Das ist bis jetzt einmalig im Saarland: Die Verbände der gesetzlichen Krankenkassen (AOK Rheinland-Pfalz/Saarland, Verband der Ersatzkassen e.V. (vdek)-LV Saarland, IKK Südwest, BKK Landesverband Mitte, Knappschaft und SVLFG als landwirtschaftliche Krankenkasse) haben jetzt mit dem Klinikum Saarbrücken einen Vertrag zur "sozialmedizinischen Nachsorge" geschlossen. Im Vertrag wird die Nachbetreuung von Frühgeborenen und kranken Neugeborenen im häuslichen Umfeld geregelt.

Seit dem 1. September widmet sich in der Kinder-Intensivstation des Klinikums Saarbrücken ein Team um den Chefarzt der Kinderklinik, Prof. Dr. Jens Möller, dieser Aufgabe. Kinderkrankenschwestern, eine Kinderärztin, ein Sozialarbeiter und eine Psychologin unterstützen die Familien beim Übergang von der Klinik nach Hause. Sie begleiten sie dabei, sich in den neuen Alltag mit einem zu früh geborenen, kranken und pflegeintensiven Kind einzufinden. Im Saarland kommt es häufiger zu Frühgeburten als in jedem anderen Bundesland. Deshalb halten es die Krankenkassen für besonders wichtig, die Nachsorge zu stärken. Auf diesem Gebiet ist dies im Grunde eine verbesserte Vorsorge, denn je besser ein Frühgeborenes oder ein krankes Neugeborenes am Anfang versorgt wird und je schneller beim Übergang in den häuslichen Bereich Rat und Hilfe zur Verfügung stehen, desto besser kann sich ein Kind entwickeln.

Die sozialmedizinische Nachsorge bietet den betroffenen Familien "Hilfe zur Selbsthilfe" auf dem Weg von der Klinik nach Hause, wie beispielsweise bei der Suche nach Hilfsmitteln, pflegerischen und medizinischen Maßnahmen für die Zeit nach der Entlassung. Die sozialmedizinische Nachsorge bietet den Eltern in Kooperation mit den Krankenkassen ein Netzwerk unter Beteiligung von Frühförderstellen, Palliativteams, niedergelassenen Kinderärzten, Ämtern und Behörden, Selbsthilfegruppen und Beratungsstellen, damit sie sich nicht alleingelassen fühlen.
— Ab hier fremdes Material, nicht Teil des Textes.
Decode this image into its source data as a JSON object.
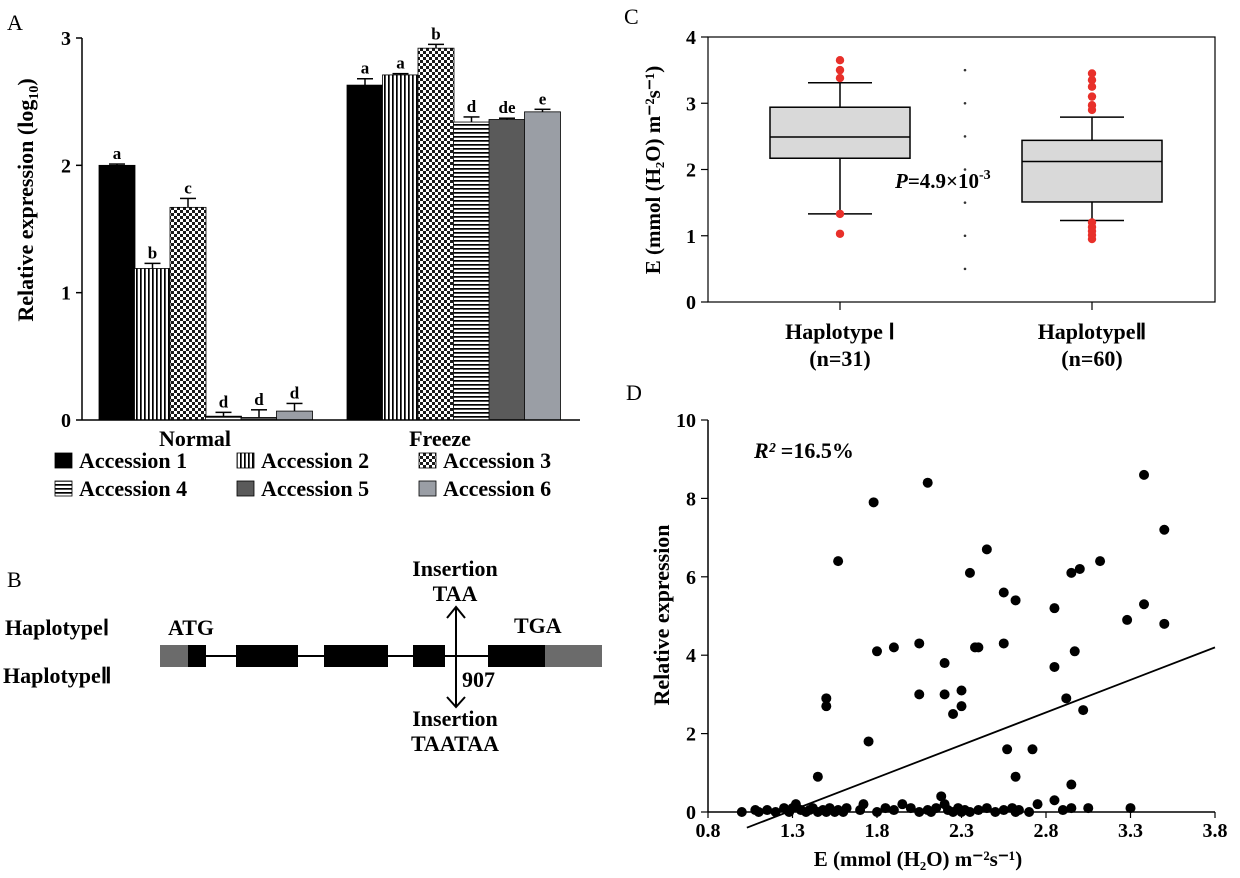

Auch  die Stillberaterinnen des Klinikums Saarbrücken werden bei Problemen - meist schon in der Klinik - hinzugezogen.

Der Einsatz wird von der Kinder-Intensivschwester Anja Schneider organisiert - sie führt, gemeinsam mit den Ärzten und den anderen Teammitgliedern, die Gespräche mit den Eltern und klärt, welcher Hilfebedarf abgedeckt werden muss und welche Anträge zu stellen sind. Anja Schneider: "Das Nachsorgekonzept fängt schon in der Klinik an, wenn wir den Eltern Mut machen für die Zeit danach und ihnen in gezielten Gesprächen unsere Hilfe und Betreuung in der ersten Zeit zu Hause anbieten." Hier wirkt sich die Vertrauensbasis, die sich in der Zeit der Intensivbetreuung des Frühgeborenen auf der Kinder-Intensiv-Station zwischen Eltern und Pflegepersonal entwickelt hat, positiv aus. Meistens sind die Kinder Wochen, manche sogar Monate auf der Station, bevor sie nach Hause gehen können. Wird die Betreuung nach der Klinik noch eine Weile fortgesetzt, so gibt das den Eltern Sicherheit und  Rückendeckung.

Chefarzt Prof. Dr. Jens Möller weil,dass sich die sozialmedizinische Nachsorge gerade aus medizinisch-pflegerischer Sicht lohnt: Kinder können durch ein ganzheitliches Versorgungskonzept mit einer geregelten Nachsorge  früher aus der Klinik entlassen werden. Und, so Möller: "Es ist bekannt, dass sie sich im häuslichen Umfeld besser entwickeln." Auch Studien belegen, dass eine passgenaue Nachsorge von Frühgeborenen am Ende Kosten spart - auch wenn es zunächst einmal Kosten verursacht.